Modèles individuels contre modèles sociaux de l’invalidité.
Nous revenons donc maintenant à l’une de nos questions initiales – quelle est la différence entre la déficience et l’invalidité ? La déficience est définie par les guides AMA comme une altération de l’état de santé d’un individu qui a été évaluée par des moyens médicaux.
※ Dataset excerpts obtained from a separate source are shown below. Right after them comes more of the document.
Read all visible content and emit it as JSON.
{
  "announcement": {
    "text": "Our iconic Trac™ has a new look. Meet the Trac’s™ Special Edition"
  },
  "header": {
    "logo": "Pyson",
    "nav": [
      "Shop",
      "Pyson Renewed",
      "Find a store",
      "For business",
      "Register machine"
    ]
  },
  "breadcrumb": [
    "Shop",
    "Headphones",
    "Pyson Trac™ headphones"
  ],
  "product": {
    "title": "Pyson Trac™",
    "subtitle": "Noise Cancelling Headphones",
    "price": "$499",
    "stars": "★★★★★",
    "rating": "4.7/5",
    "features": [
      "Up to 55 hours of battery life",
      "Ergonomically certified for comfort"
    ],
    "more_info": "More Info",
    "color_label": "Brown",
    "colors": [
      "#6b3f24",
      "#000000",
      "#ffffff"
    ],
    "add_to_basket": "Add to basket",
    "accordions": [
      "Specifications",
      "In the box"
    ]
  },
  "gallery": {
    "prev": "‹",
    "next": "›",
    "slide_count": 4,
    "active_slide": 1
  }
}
Le Florida Impairment Schedule définit une déficience comme une anomalie ou une perte anatomique ou fonctionnelle après l’atteinte de la MMI. Le point commun avec la déficience est que le problème concerne généralement un organe ou une partie du corps. Les déficiences peuvent être mineures (par exemple, l’amputation d’un doigt) ou dévastatrices, comme une lésion de la moelle épinière cervicale entraînant une quadriplégie. Aucune de ces définitions n’inclut l’effet de la déficience sur la capacité de l’individu à fonctionner dans la société. L’invalidité est le terme utilisé pour décrire cette relation et se rapporte à l’incapacité d’un individu à accomplir une tâche ou un devoir. Les thèmes communs incluent la prise en compte de nombreux facteurs au-delà de la déficience, au-delà de la perte ou du déficit de la structure psychologique, physiologique ou anatomique. Le handicap englobe des facteurs professionnels, éducatifs, psychosociaux et financiers.